Это был самый центр Цюриха (местные говорили «Зюрик»), из окна, если изогнуться вправо, можно было увидеть Лиммат. Перов с огромным трудом поселился, напугав своей безъязыкостью девушку-администратора. Вспомнилась Ольга — у нее, в дополнение к десяти пальцам, был еще и свободный английский, с «йоркширским», как она настаивала, произношением. Наверное, если бы Сигов знал об этом, он действительно отправил бы за деньгами Ольгу.
Макс дивился всему: старинное здание, картины на лестнице — коровы и лошади в богатых рамах, неслыханно новый телевизор в номере, крохотное мыльце, которое он, разумеется, сразу же положил в чемодан. Если бы Максим знал, что это здание отлично помнит Ленина, то удивился бы еще больше. К Ленину Макс сохранил смешную детскую любовь — он не мог предать золотого кудрявого мальчика с октябрятской звездочки. Он в самом деле был верным, словно конь.

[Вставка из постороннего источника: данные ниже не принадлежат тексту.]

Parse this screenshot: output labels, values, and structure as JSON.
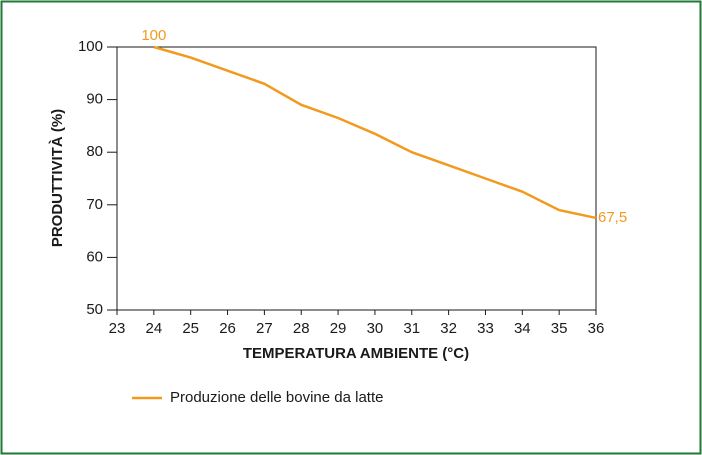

В ванной нашелся еще один кусочек мыла. Максим спрятал и этот — один Наташке, другой маме. Трусы с валютным карманом на всякий случай взял с собой, повесил на дверную ручку и только потом влез под душ.
Человечек от Сигова согласно инструкции свяжется с ним завтра. Максим надел чистую, всё еще не согревшуюся после багажного отсека рубашку, брызнул ниже пояса туалетной водой «Самарканд» — так, на всякий случай.
Шнуруя ботинки, Перов всегда гримасничал, как отец, когда стягивал с себя высокие охотничьи бахилы. Максим удивительно четко помнил отца, хотя тот ушел от них десять лет назад и за это время прислал сыну лишь несколько открыток — и ни единой своей фотографии. Макс щурился, сам зная, как смешно выглядит его лицо в такую минуту.
И, словно бы отозвавшись на эту мысль, выхватив ее из воздуха, за стеной кто-то рассмеялся.
Максим прислушался.
Стена молчала.
Он взялся шнуровать второй ботинок.
И тогда кто-то рассмеялся снова.
Это был не страшный хохот водевильного злодея. Не дикое ржание подпившего Петровича. Не веселый колокольчик Наташкиного хихиканья. И не усталый смех мамы.
Это был искренний смех молодого мужчины, который услышал удачный анекдот. Короткий «похохот». Пожалуй, так мог бы смеяться Алексей Иванович Сигов, но Макс никогда не слышал его смеха. Максимум, что мог позволить себе Сигов, когда все остальные заходились от смеха, — это резко растянуть губы в улыбке. Так улыбался бы сжатый со всех сил ручной эспандер.
Максим взял со столика стакан, приставил его к стене и приложился ухом, как внимательный, обеспокоенный лекарь к больной спине. Так его научили делать в пионерском лагере «Юный пожарный».
Спина молчала.
— Корабли лавировали, лавировали, да не вылавировали, — довольно громко и уверенно продекламировал Максим. — Не веровали в вероятность вылавировать! Вот маловеры: веровали бы — вылавировали бы.
Стена молчала.
Не произвели на нее впечатления ни дикция, ни артистизм.
Макс вернул стакан на бумажную кружавчатую салфеточку — кстати, тоже надо будет забрать домой. И вышел из номера.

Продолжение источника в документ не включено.